Among these new projects is his participation in the series

Kitchen with chemistry

(Apple TV), starring Brie Larson;

her role in the film

Ezra

, starring Robert De Niro, which opens at the end of May in the United States;

or her work on the film

Code 3

, for which they are still looking for a distributor.

He also just published a book:

Soul Boom: Why We Need a

Spiritual Revolution

.

Spirituality connects us with the mystery of being a human being.

The mystery of nature, the search for the transcendent.

It gives us community and a greater, higher love.

And I think this is one of the things that humanity needs most right now,” argues Wilson, responding to the title of the work.

The actor was raised in the Baha'i faith - which believes in the equality of humanity and blessings through one God - as demonstrated by the tattoo of a nine-pointed star that he sports on his left wrist, a symbol of this religion.

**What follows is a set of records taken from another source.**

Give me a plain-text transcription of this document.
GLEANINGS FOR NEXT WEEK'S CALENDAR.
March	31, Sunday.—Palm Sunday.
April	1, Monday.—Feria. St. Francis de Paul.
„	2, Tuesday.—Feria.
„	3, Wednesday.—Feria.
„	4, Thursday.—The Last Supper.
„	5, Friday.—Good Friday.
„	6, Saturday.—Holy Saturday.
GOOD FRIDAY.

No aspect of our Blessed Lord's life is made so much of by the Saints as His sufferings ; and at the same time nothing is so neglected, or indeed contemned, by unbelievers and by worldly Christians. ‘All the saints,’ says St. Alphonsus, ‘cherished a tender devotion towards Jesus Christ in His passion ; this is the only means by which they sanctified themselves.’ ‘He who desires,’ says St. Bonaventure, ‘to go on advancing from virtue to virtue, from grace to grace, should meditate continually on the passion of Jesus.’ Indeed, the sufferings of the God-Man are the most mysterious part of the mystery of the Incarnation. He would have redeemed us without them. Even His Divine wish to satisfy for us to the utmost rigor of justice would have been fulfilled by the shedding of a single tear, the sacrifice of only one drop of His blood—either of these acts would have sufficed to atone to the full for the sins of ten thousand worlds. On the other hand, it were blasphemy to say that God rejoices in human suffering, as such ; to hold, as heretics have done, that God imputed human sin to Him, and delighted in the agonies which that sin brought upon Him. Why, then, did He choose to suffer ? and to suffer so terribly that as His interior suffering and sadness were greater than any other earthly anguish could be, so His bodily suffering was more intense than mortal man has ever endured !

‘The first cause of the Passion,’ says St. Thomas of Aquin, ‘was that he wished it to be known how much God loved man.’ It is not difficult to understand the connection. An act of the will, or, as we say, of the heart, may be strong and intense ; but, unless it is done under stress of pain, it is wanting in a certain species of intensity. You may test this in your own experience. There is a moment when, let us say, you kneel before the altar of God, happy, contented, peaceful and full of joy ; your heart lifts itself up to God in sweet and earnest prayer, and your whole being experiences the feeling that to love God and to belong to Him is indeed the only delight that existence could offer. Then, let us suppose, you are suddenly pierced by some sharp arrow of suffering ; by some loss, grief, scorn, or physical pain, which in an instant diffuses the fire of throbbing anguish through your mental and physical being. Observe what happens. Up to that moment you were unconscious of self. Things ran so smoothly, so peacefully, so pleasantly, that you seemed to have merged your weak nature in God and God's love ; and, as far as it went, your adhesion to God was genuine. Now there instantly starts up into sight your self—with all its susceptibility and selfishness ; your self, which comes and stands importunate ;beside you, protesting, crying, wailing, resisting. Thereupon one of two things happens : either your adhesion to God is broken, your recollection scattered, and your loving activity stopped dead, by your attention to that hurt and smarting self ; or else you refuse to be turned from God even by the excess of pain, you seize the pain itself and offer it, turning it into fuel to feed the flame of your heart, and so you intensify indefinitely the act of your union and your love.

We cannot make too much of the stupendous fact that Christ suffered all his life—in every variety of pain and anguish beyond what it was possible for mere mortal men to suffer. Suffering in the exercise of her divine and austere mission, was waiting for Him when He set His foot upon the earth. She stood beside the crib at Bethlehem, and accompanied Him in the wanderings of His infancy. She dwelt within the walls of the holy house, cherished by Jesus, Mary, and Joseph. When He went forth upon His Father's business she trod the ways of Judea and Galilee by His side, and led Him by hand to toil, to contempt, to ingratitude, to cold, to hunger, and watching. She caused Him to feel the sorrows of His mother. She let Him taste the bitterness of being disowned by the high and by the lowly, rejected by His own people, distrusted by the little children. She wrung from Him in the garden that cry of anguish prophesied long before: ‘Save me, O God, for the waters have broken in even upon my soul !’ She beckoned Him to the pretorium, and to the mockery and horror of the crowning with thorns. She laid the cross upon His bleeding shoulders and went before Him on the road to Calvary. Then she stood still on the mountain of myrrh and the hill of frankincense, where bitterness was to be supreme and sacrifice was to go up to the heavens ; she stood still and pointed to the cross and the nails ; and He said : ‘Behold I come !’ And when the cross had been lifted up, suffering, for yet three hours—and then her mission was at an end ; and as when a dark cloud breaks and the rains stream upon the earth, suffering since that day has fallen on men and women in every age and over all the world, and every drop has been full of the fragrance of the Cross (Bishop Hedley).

As a young adult, after becoming “intimately familiar” with drugs and alcohol and struggling with the big questions, he returned to the fold, as he explains in another book, his autobiography

The Bassoon King

, published in 2015.

View this post on Instagram

A post shared by RAINN WILSON (@rainnwilson)

Before turning to acting, Rainn Wilson was an insurance salesman, dog walker, and cookie baker.

He later became fiction's most obnoxiously beloved paper salesman and beet farmer.

The fact is that now he is happy or, rather, eudaimonic.

“I have found purpose and satisfaction in connection.

That's what I found.

So I'm very good,” he reaffirms, smiling, calm.